For purpose of illustrating authenticated decryption, we encrypt and sign using our own key (which usually does not make sense):

msg <- gpg_encrypt("secret.txt", receiver = mykey, signer = mykey)
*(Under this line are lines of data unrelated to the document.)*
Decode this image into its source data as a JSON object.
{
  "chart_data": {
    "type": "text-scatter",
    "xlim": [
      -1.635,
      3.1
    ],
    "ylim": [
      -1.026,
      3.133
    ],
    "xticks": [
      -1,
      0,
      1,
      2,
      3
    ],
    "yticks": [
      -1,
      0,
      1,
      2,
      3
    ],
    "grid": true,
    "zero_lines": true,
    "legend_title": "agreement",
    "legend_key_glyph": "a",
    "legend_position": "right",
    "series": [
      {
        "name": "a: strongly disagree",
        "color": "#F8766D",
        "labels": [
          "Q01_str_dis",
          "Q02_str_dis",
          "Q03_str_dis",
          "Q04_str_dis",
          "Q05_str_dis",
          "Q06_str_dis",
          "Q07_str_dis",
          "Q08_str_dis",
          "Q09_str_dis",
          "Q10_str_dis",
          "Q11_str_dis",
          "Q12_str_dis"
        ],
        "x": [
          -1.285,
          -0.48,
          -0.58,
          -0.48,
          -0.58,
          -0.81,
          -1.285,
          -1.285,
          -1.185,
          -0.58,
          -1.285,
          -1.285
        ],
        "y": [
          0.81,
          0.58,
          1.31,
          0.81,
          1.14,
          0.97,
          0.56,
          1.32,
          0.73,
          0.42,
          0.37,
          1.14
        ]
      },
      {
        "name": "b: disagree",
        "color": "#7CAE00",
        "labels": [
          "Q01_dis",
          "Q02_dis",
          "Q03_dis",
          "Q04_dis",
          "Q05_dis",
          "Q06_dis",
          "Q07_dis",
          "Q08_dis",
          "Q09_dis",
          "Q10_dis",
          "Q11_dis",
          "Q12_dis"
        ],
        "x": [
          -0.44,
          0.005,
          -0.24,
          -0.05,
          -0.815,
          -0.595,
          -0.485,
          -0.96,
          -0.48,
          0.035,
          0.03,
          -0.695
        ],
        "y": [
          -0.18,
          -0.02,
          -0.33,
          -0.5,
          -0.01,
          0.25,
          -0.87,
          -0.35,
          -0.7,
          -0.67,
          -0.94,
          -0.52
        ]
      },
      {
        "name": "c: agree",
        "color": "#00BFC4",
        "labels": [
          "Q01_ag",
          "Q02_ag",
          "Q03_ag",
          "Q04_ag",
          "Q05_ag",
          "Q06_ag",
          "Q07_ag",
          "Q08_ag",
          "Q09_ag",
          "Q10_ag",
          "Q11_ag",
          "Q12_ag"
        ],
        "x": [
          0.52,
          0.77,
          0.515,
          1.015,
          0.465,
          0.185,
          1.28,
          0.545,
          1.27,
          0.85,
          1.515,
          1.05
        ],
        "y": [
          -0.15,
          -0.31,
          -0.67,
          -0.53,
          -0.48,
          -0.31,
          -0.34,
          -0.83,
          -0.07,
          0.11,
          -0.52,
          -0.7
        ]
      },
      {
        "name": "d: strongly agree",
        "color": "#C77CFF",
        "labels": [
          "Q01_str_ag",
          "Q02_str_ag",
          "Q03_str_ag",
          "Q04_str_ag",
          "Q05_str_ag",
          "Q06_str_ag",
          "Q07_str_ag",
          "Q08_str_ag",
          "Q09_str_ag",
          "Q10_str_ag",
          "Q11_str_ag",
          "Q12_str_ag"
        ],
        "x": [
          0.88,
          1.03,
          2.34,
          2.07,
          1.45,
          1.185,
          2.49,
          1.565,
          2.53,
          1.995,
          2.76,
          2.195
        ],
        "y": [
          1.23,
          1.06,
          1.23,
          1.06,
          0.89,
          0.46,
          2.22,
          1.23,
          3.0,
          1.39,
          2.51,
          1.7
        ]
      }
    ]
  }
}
writeLines(msg, "msg.gpg")
gpg_decrypt("msg.gpg")
[1] "This is a test!\n"
attr(,"signer")
[1] "8A09131BC54408D6BEFD2F5ADB3E329BA63F1E6F"

The signer fingerprint (if any) will be added as an attribute to the decrypted message.